Star Wars_ Tales of the Bounty Hunters - Kevin J. Anderson [43]
“Solo was here, you know,” Dengar said. “You lost him.”
“We haven’t lost him yet,” Vader said. “At this very moment, he has taken refuge in an asteroid field, and our ships are searching for him. You will go into the asteroid field and hunt him. And if you fail me in this, …” Vader made a crushing gesture with his fist.
“Yes … sir,” Dengar said, not sure whether he should use the proper form of military address.
“Yes, my lord,” Vader corrected.
Dengar took a deep breath. “Yes, my lord.”
Vader strode forward, clapped him on the shoulder and stared in his face threateningly. “Do not fail me.”
Vader turned, and the prison door came open. A lieutenant stood just outside the door in his crisp Imperial uniform. Vader left, and as the door closed, Dengar heard him speaking to the lieutenant. “This chance encounter has given me an idea. We will assemble a team of bounty hunters to assist in our operation.…”
“Bounty hunters! We don’t need that scum!” one of the deck officers grumbled to his companions. Dengar stood on a platform while Darth Vader paced back and forth, inspecting the mercenaries who had gathered, giving them their final orders.
The bounty hunters were a motley array, and despite their small number, they were also very dangerous. Certainly the IG-88 assassin droid bothered Dengar a great deal, but Lord Vader had also brought on Boba Fett, who not moments before had complained loudly to Vader about the other bounty hunters—loudly enough so that it appeared that Fett’s rage came from an underlying paranoia rather than about any concerns that he had over competition.
“I want them alive,” Vader was saying of Solo. “No disintegrations!”
“As you wish,” Boba Fett grumbled.
There was some scurrying at the communications console as the watch commander called to Vader, “Lord Vader, we have them now!”
Dengar’s heart sank.
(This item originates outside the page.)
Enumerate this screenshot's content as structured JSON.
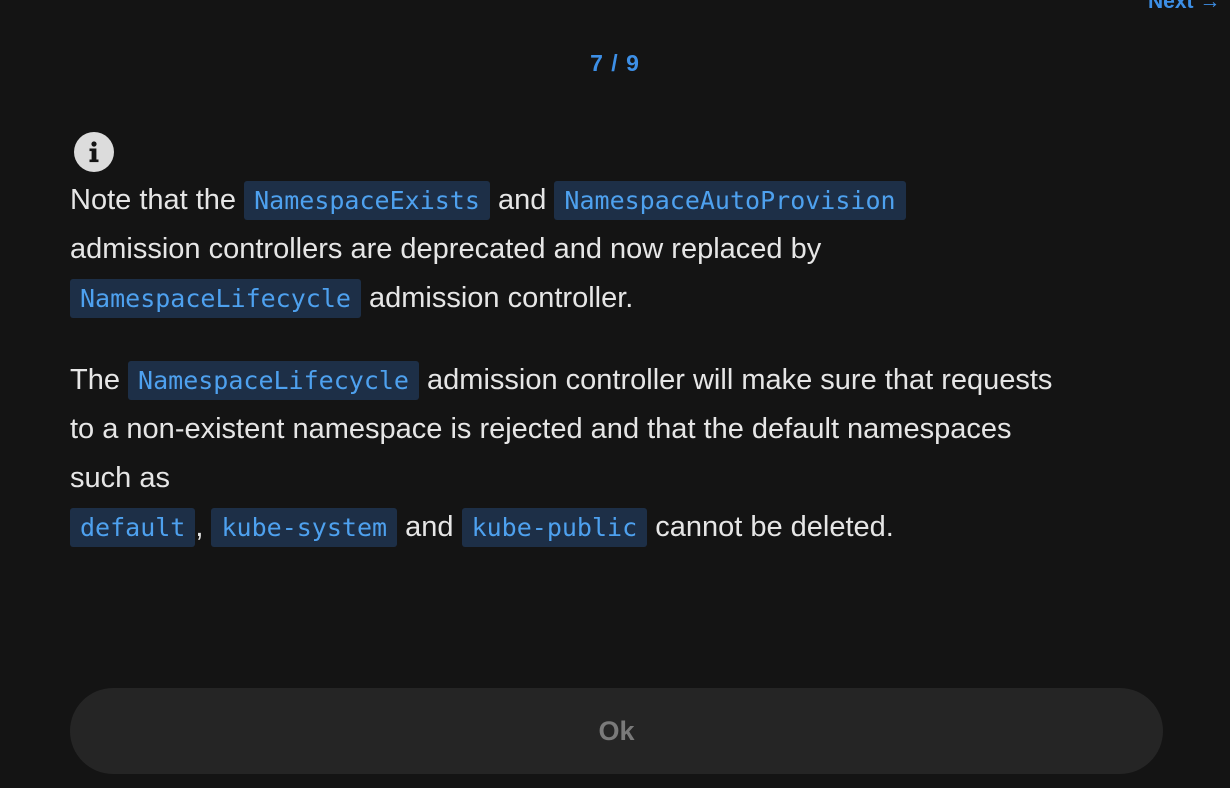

If Han Solo were captured by the Imperials, then Vader would renege on his offer of leniency. He’d carry out the death warrant.
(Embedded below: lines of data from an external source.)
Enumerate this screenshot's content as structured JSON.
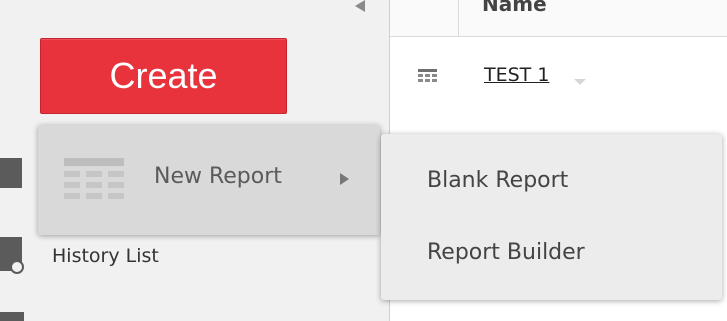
{
  "sidebar": {
    "create_label": "Create",
    "history_label": "History List",
    "icons": [
      "people-icon",
      "history-icon",
      "clock-icon"
    ]
  },
  "grid": {
    "header_label": "Name",
    "rows": [
      {
        "name": "TEST 1",
        "icon": "report-grid-icon"
      }
    ]
  },
  "create_menu": {
    "items": [
      {
        "label": "New Report",
        "icon": "report-table-icon",
        "has_submenu": true
      }
    ]
  },
  "submenu": {
    "items": [
      {
        "label": "Blank Report"
      },
      {
        "label": "Report Builder"
      }
    ]
  },
  "colors": {
    "create_button": "#e8323c",
    "menu_background": "#ececec",
    "menu_highlight": "#d9d9d9",
    "sidebar_background": "#f1f1f1"
  }
}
For a few moments, several bounty hunters stood on deck, listening breathlessly to Captain Needa shout orders as his Star Destroyer pursued the Millennium Falcon. Boba Fett spun away at a run, and Dengar listened for fifteen seconds before he realized that Boba Fett was scrambling to his own ship, hoping to join the chase.
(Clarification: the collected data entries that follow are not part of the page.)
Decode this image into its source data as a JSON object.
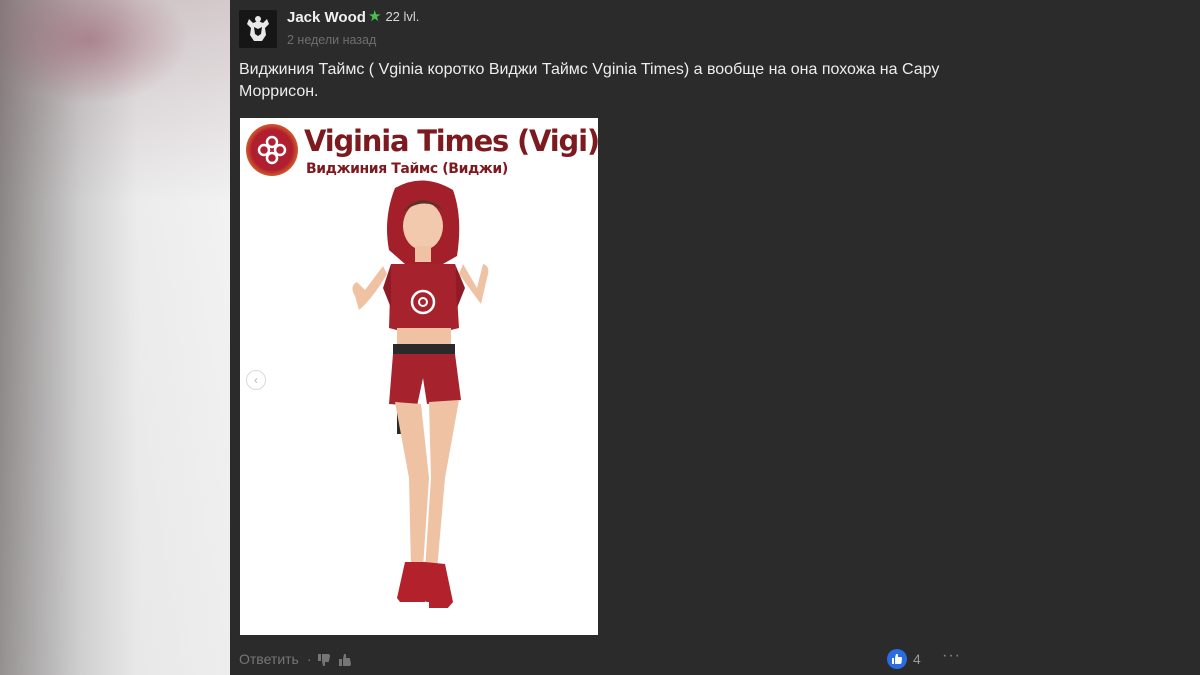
{
  "comment": {
    "author": "Jack Wood",
    "level": "22 lvl.",
    "timestamp": "2 недели назад",
    "text": "Виджиния Таймс ( Vginia коротко Виджи Таймс Vginia Times) а вообще на она похожа на Сару Моррисон.",
    "attachment": {
      "title": "Viginia Times (Vigi)",
      "subtitle": "Виджиния Таймс (Виджи)"
    },
    "actions": {
      "reply_label": "Ответить",
      "separator": "·",
      "likes": "4",
      "more": "···"
    }
  },
  "colors": {
    "background": "#2b2b2b",
    "level_star": "#49c24d",
    "like_badge": "#2a6de3",
    "brand": "#7d1a1f"
  },
  "icons": [
    "avatar",
    "star-icon",
    "thumbs-down-icon",
    "thumbs-up-icon",
    "like-badge-icon",
    "more-icon",
    "chevron-left-icon"
  ]
}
By the time Dengar reached the Punishing One in launch bay twelve, Boba Fett was checking his own ship, a Kuat Systems Firespray-class vehicle renowned for its speed and firepower. He was circling, as if to see if someone had tampered with it. He stepped close, and a warning alarm blared. Dengar saw that Boba Fett was indeed paranoid, setting alarms on his own ship to make certain that no one approached it.
Dengar rushed into his much bulkier and more mundane ship, checked the systems quickly. The Imperials had depolarized the controls, reversing the ionization damage. He blasted off, headed toward the asteroid field. He could hear the Imperial comm chatter. The Star Destroyer had already lost Han Solo and was scrambling fighters to search for him. Solo’s last maneuver had been to strafe the Star Destroyer. Then he’d gone off the scopes.
Dengar figured Solo must have gone back into the asteroid field. Perhaps Solo had shut down systems for a bit, so that his own ship seemed no more than an asteroid, but as Dengar sped into the asteroid field himself, he saw that even Solo wasn’t crazy enough to risk such a maneuver. Rocks the size of his ship hurtled toward him, and these weren’t the soft carbonaceous chondrites that his weapons might punch a hole through—these were nickel-iron rocks that could smash him to pieces.
Dengar was forced to keep his concussion shields at maximum power, dodging those asteroids that he could, blasting those that he couldn’t.
Some of the asteroids were the size of a small moon. All of the metal in the sky fouled communications, jammed sensors.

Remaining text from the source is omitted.